Last year I spent 60 days across the ocean island-hopping the north and south islands of New Zealand as well as Australia mate. I was fortunate enough that while I was there I got to participate in some pretty spectacular experiences that may not come around again in my lifetime.
On a slightly different topic, I was watching a video about Will Smith this past week. It was one of his motivational speeches about fear. He talked about how one night he had been out drinking with his buddies while on a trip to Dubai and they all amped each other up (as friends to while drunk at the bar) and decided to go skydiving the following day. Some hangover that must have been. So anyway, they all go back to their separate rooms after the bar and Will said he was sitting in bed sweating bullets as he became more and more sober, because it was finally setting in that he was going to be dangling out of an airplane the following morning, something he nor his friends had ever experienced.
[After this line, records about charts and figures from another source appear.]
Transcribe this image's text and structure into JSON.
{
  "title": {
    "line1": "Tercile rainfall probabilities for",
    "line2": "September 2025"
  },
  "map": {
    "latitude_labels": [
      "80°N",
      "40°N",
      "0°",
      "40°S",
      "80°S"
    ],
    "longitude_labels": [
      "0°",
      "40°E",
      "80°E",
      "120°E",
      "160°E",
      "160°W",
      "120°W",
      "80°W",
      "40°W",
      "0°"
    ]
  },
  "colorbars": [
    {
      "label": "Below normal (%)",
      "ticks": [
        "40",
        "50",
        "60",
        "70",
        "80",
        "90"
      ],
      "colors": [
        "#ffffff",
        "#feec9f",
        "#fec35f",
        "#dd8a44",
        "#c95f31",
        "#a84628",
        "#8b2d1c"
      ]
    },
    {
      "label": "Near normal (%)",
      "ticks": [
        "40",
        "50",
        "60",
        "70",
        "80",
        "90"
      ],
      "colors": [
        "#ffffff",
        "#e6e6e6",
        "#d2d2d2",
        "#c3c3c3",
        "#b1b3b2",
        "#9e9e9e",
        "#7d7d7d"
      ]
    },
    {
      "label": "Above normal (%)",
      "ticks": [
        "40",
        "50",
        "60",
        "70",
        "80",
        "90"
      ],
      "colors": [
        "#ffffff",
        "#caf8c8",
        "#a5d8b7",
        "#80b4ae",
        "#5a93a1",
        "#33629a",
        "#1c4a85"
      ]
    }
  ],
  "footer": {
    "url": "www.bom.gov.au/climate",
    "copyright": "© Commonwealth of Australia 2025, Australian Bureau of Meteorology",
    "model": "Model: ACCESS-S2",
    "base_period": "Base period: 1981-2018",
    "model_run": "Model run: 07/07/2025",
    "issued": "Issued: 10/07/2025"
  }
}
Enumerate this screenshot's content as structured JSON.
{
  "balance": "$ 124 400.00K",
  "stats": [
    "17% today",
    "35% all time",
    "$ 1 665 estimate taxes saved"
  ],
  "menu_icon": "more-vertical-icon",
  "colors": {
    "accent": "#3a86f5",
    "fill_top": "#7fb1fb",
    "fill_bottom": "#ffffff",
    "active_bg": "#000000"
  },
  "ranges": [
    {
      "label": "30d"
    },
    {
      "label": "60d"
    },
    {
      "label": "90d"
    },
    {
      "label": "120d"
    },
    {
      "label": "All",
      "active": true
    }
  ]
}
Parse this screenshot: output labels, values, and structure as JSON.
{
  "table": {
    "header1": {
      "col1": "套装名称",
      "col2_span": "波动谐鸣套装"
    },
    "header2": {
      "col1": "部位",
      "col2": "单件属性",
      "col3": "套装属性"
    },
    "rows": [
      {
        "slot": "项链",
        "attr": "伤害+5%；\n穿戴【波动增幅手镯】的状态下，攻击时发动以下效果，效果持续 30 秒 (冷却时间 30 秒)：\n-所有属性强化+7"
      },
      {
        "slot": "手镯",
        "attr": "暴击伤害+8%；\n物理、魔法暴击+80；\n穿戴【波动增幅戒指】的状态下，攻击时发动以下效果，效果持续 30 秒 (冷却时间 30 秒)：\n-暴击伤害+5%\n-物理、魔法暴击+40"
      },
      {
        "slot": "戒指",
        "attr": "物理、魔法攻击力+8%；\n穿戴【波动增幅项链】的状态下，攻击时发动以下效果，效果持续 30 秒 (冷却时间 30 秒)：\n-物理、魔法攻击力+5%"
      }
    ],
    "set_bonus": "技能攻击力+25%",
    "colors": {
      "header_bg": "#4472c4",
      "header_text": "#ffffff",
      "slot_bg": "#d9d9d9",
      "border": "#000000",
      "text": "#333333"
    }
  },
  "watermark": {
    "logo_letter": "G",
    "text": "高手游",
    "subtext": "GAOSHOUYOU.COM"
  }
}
The morning came and Will said he had expected a lot of “no shows.” He was wrong. Everyone showed up to their van at 8 in the morning to go to the skydiving location nearby. Will said that when they got there and as they were signing their release forms and getting suited up, he began to feel very nauseous and ran for the bathroom to throw up. His friends came to get him and talked him into getting on board the small biplane that would be lifting them to 14,000 feet in the air. Will said he was shaking and sweating all the way up until the side of the airplane opened up and his instructor (who was attached to his back) pulled them both to the edge. As he sat there with his legs dangling below, Will said he didn’t want to open his eyes or look down, but he couldn’t help it. He felt like he was losing his mind and grabbed on to the door of the plane. Once his instructor peeled Will’s fingers from the plane, they tumbled out. It was at this moment, the moment that he finally let go and fell, that Will said he entered a state of total bliss.
“Everything you’ve ever wanted is on the other side of your biggest fears.” -Will Smith
In February of 2016. I, too, jumped from an airplane at 16,000 feet over Abel Tasman National Park in New Zealand. It was one of the most terrifying but blissfuly rewarding experiences of my life. I highly recommend that you, not only physically, take that jump, but also take the many psychological jumps that you will come by in your lifetime. Whether it be a job interview that seems out of your reach, someone you want to get up the courage to ask out, or just an edgy outfit that you don’t know if you can rock or not. You can do it. And it won’t be until the first step that you take that you will realize it was one of the best decisions you could have made.